Present day conservative Republicans would be wise if they listened to the more moderate—even progressive—view of former Gov. Linwood Holton of Virginia. Of course, it is not about to happen, given the stances of the GOP in Congress and with most of its governors.
Holton, elected in 1969, was governor when the Old Dominion was ordered by the court to integrate its public schools. Previous governors had circled the wagons behind segregationist positions of Republicans and Democrats, including the once potent machine of Democratic Sen. Harry F. Byrd.
State lawmakers had swallowed the silly argument of "interposition"—a repackaging of the failed "states' rights" argument—which was promoted by a Richmond newspaper. Holton knew it was a loser and a stalling tactic of no merit.
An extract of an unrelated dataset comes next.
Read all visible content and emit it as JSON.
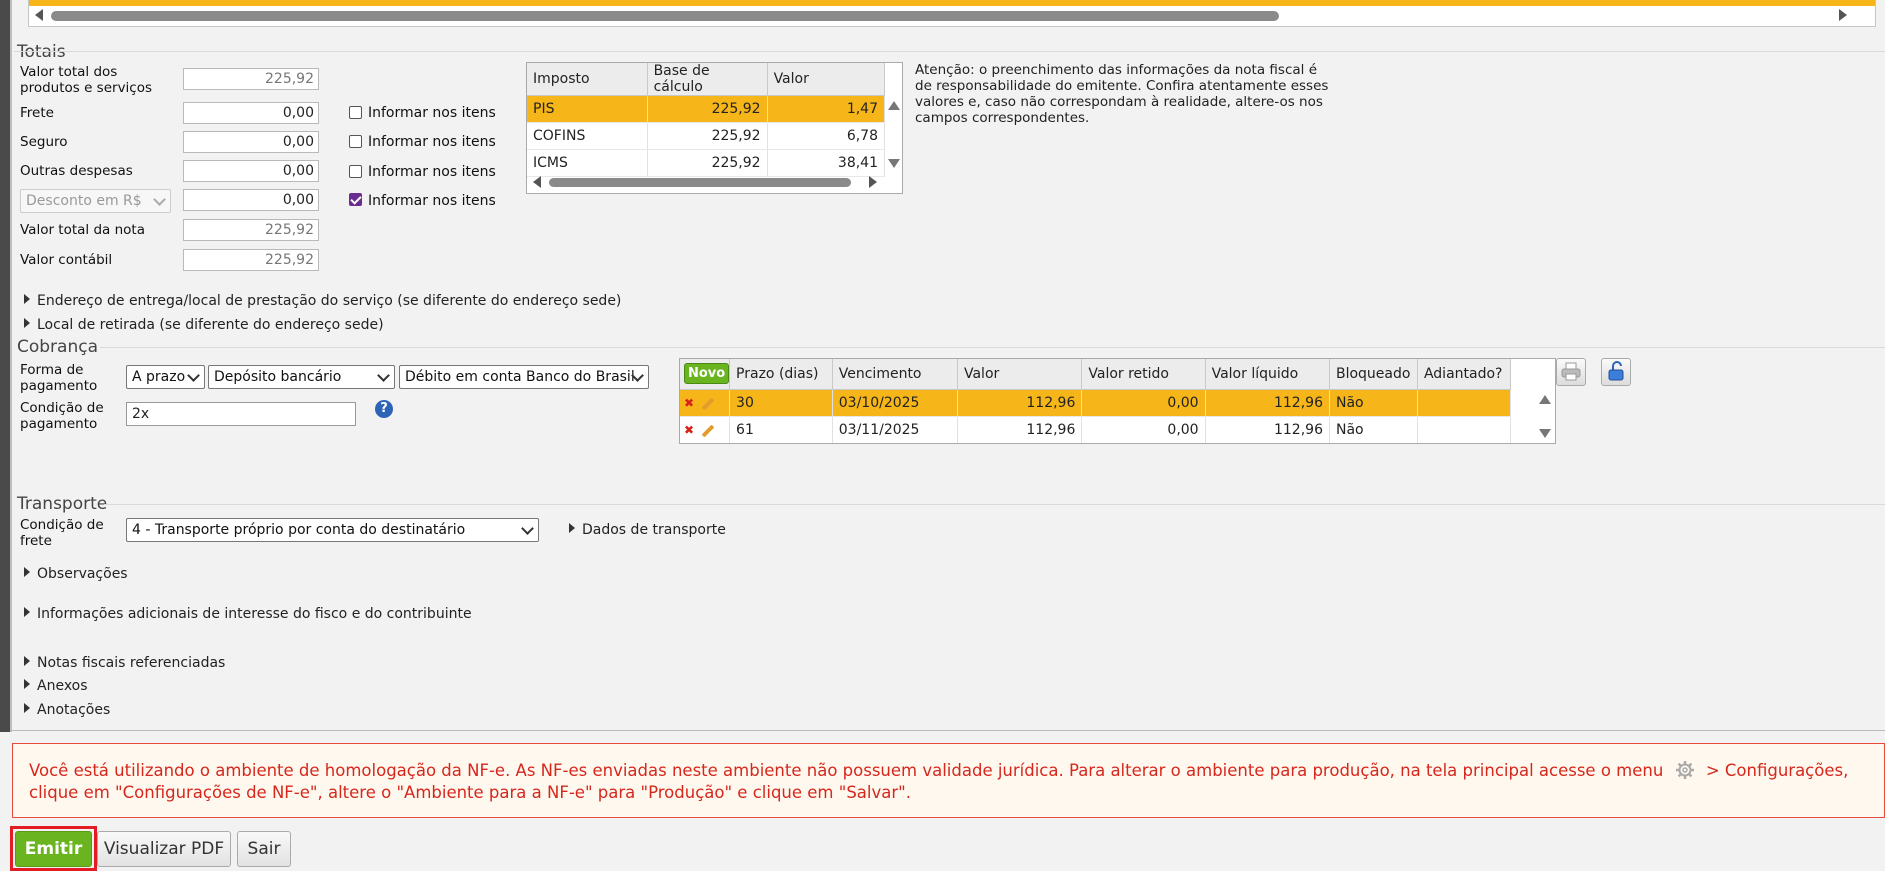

In 1970, Holton sent his three young children to heavily black schools in Richmond. He accompanied his youngest son to grade school and it made the front page of the New York Times.
Only one member of President Richard Nixon's cabinet and team, then-Secretary of Labor George Schultz, contacted Holton and praised his action.
The end of moderation in the GOP South can be traced to Nixon's adopting a Southern Strategy of dividing the races. It elected Nixon in 1968 and has led to the Republicans' keeping a stranglehold on the South.
Look at Virginia now. The governor and one of the senators (and probably the second starting next year) are Democrats and the party is growing in the Washington suburbs.
In the current race for the second senate seat, former Democratic Gov. Mark Warner has a big lead in the polls and $5 million in the bank. His Republican opponent, conservative former Gov. Jim Gilmore, has $157,000 with which to challenge Warner.
Virginia is changing, but some Republicans still don't get it.